Sur la réouverture des débats
L’article 32 du code de procédure civile prévoit qu’est irrecevable toute prétention émise par ou contre une personne dépourvue du droit d’agir.
Aux termes de l’article 122 du même code, constitue une fin de non-recevoir tout moyen qui tend à faire déclarer l’adversaire irrecevable en sa demande, sans examen au fond, pour défaut de droit d’agir, tel le défaut de qualité, le défaut d’intérêt, la prescription, le délai préfix, la chose jugée.

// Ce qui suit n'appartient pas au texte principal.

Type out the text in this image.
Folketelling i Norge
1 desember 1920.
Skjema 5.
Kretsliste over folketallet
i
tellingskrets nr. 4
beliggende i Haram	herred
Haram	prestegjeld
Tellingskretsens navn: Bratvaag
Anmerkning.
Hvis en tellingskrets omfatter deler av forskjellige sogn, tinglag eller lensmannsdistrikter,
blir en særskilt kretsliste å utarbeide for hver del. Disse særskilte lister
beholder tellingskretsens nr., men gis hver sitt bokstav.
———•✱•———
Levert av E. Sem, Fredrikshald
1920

L’article 125 alinéa 2 prévoit que le juge peut relever d’office la fin de non-recevoir tirée du défaut d’intérêt, du défaut de qualité ou de la chose jugée.
Selon l’article 444 du code de procédure civile, le président peut ordonner la réouverture des débats. Il doit le faire chaque fois que les parties n’ont pas été à même de s’expliquer contradictoirement sur les éclaircissements de droit ou de fait qui leur avaient été demandés.
En application de l’article 16 du même code, le juge doit, en toutes circonstances, faire observer et observer lui-même le principe de la contradiction. Il ne peut retenir, dans sa décision, les moyens, les explications et les documents invoqués ou produits par les parties que si celles-ci ont été à même d’en débattre contradictoirement. Il ne peut fonder sa décision sur les moyens de droit qu’il a relevés d’office sans avoir au préalable invité les parties à présenter leurs observations.
En l’espèce, il ressort de l’analyse des pièces versées aux débats que le contrat de bail en date du 22 janvier 2018 a été conclu par la SCI LES ABEILLES dont le siège social est sis [Adresse 5], en qualité de bailleresse.
Or, la procédure a été initiée par la SCI L.L.L. dont le siège social est sis [Adresse 2], alors qu’il n’est justifié d’aucune pièce susceptible d’établir l’existence d’un rapport de droit ou de fait existant entre cette dernière et Madame [X] [V].
Dès lors, il y a lieu de soulever d’office la fin de non-recevoir tirée du défaut d’intérêt à agir de la SCI L.L.L. à l’encontre de Madame [X] [V], et d’inviter la SCI L.L.L. à présenter ses observations sur ce point ou à produire tout élément complémentaire justifiant de sa qualité de bailleresse de Madame [X] [V].
Au regard de ces éléments, il y a lieu d’ordonner la réouverture des débats et de réserver les demandes ainsi que les dépens.
PAR CES MOTIFS
Le juge des contentieux de la protection, statuant publiquement, par jugement avant dire droit, rendu par mise à disposition au greffe,
ORDONNE la réouverture des débats ;
INVITE la société civile immobilière L.L.L. à justifier de son intérêt à agir contre Madame [X] [V] ;
RENVOIE l’affaire et les parties à l’audience du 9 SEPTEMBRE 2025 à 9 heures ;
DIT que la présente décision vaut convocation des parties devant le juge des contentieux de la protection du tribunal judiciaire de Val de Briey, salle des audiences civiles ;
RÉSERVE les demandes ainsi que les dépens.
Ainsi fait et jugé et prononcé publiquement à [Localité 10], le 13 mai 2025.